Treasuries gain as yields at almost 11-month high lure investors

Treasuries rose for the first time in seven days as yields at almost the highest levels in 11 months attracted investors before the first of three sales this week of notes and bonds totaling $66 billion.

Benchmark 10-year note yields dropped earlier after data showing U.K. industrial production unexpectedly fell in January reignited concern global growth will slow. The U.S. is scheduled to sell $32 billion in three-year notes today, $21 billion of 10-year debt tomorrow and $13 billion of 30-year securities on March 14. Yields surged last week as stronger-than-forecast jobs data increased optimism that the U.S. economy is gathering pace.

“These are semi-attractive levels,” said Justin Lederer, an interest-rate strategist at Cantor Fitzgerald LP in New York, one of 21 primary dealers that trade with the Federal Reserve. “The U.S. is not ready to break significantly higher in yields.
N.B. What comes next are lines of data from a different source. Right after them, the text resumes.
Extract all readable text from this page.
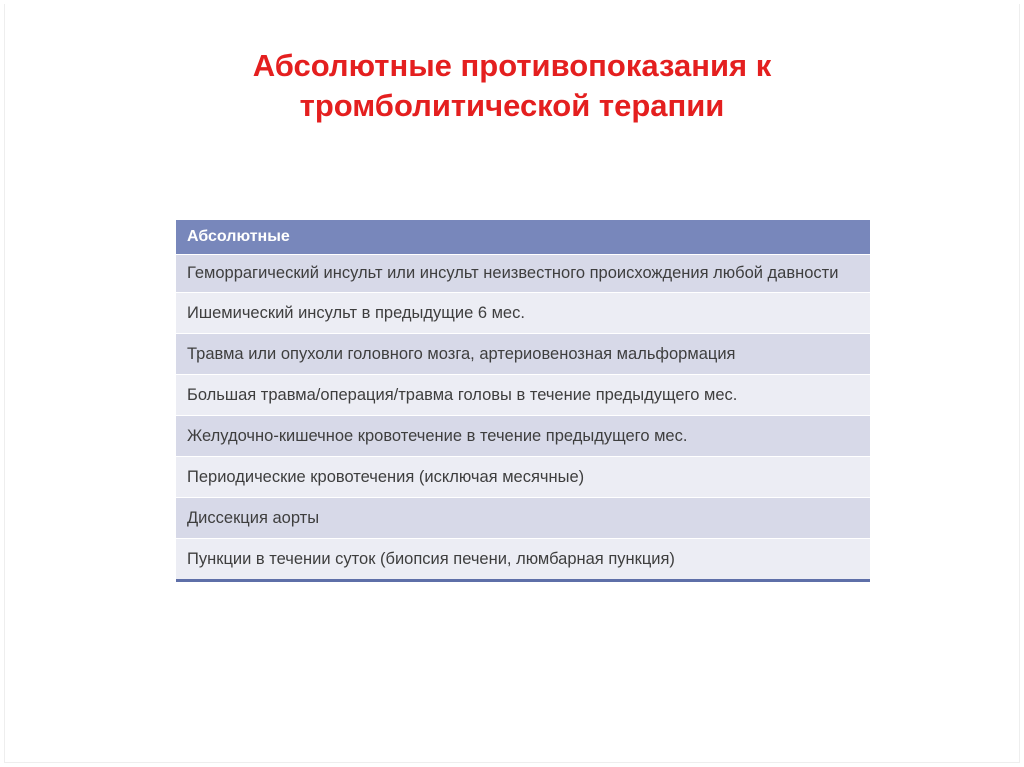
Абсолютные противопоказания к
тромболитической терапии
Абсолютные
Геморрагический инсульт или инсульт неизвестного происхождения любой давности
Ишемический инсульт в предыдущие 6 мес.
Травма или опухоли головного мозга, артериовенозная мальформация
Большая травма/операция/травма головы в течение предыдущего мес.
Желудочно-кишечное кровотечение в течение предыдущего мес.
Периодические кровотечения (исключая месячные)
Диссекция аорты
Пункции в течении суток (биопсия печени, люмбарная пункция)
The three-year will go fine. There are just buyers out there.”

Treasury 10-year yields fell three basis points, or 0.03 percentage point, to 2.03% at 9:43 a.m. New York time, according to Bloomberg Bond Trader data. They climbed to 2.08% on March 8, the highest level since April 5, and touched 2.07% earlier today. The price of the 2% note maturing in February 2023 gained 1/4, or $2.50 per $1,000 face amount, to 99 23/32.

Thirty-year bond yields decreased three basis points to 3.23%. They reached 3.28% on March 8, also the highest since April 5.

Global Peers

Treasuries due in 10 years and more are trading at the cheapest level in 19 months relative to global peers with similar maturities, Bank of America Merrill Lynch indexes show. Yields on the Treasuries were 53 basis points higher yesterday than those in an index of other sovereign debt due in 10 years and more, the indexes show. That was the most since August 2011.

The three-year notes being sold today yielded 0.41% in pre-auction trading, versus 0.411% at the prior sale on Feb. 12.

Direct bidders, non-primary-dealer investors that place their orders with the Treasury, purchased a record amount of three-year debt for the third straight month at the February sale. They snapped up 26.9% of the securities, topping the previous record of 26.4% at the January offering.

Indirect bidders, the investor class that includes foreign central banks, bought 18% of the notes, a record low.

The Feb. 12 auction’s bid-to-cover ratio, which gauges demand by comparing total bids with the amount of notes offered, was 3.59, versus 3.62 at the previous auction and a record high of 3.96 at the October sale.

Data ‘Disappointment’

U.K. production fell 1.2% from December, when it rose 1.1%, the Office for National Statistics said today in London. The median forecast in a Bloomberg News survey of 29 economists was for a 0.1% increase. Manufacturing output also declined, falling 1.5%.

Global stocks fluctuated, and the Standard & Poor’s 500 Index declined 0.2%.

“There’s a little bit of disappointment about the economic figures around the globe, and that’s supportive of Treasuries,” said Ralf Umlauf, head of floor research at Landesbank Hessen- Thueringen in Frankfurt. “We are seeing weaker equity markets as well as bad figures from U.K. industrial production. In the medium-term, yields should rise because the U.S. will show moderate growth.”

U.S. retail sales advanced in February for a fourth month, rising 0.5%, according to the median estimate of economists in a Bloomberg News survey before the Commerce Department reports the figure tomorrow.

Fed Purchases

Government data on March 8 showed the U.S. economy gained 236,000 jobs in February, versus 165,000 projected by a Bloomberg News survey of economists. The unemployment rate unexpectedly fell to 7.7%, from 7.9%.

The Fed is purchasing $85 billion of Treasury and mortgage debt each month under the quantitative-easing stimulus strategy to fuel growth by putting downward pressure on yields. The central bank will buy today as much as $1.5 billion in Treasury Inflation Protected Securities maturing from April 2017 to February 2043.

Treasuries trading volume dropped yesterday to $185 billion, the least since touching a 2013 low of $183 billion on March 4, according to ICAP Plc, the largest inter-dealer broker of U.S. government debt. Volume increased to $384 billion on March 8, the highest since Feb. 26. Average daily Treasuries volume for the past year is $248 billion.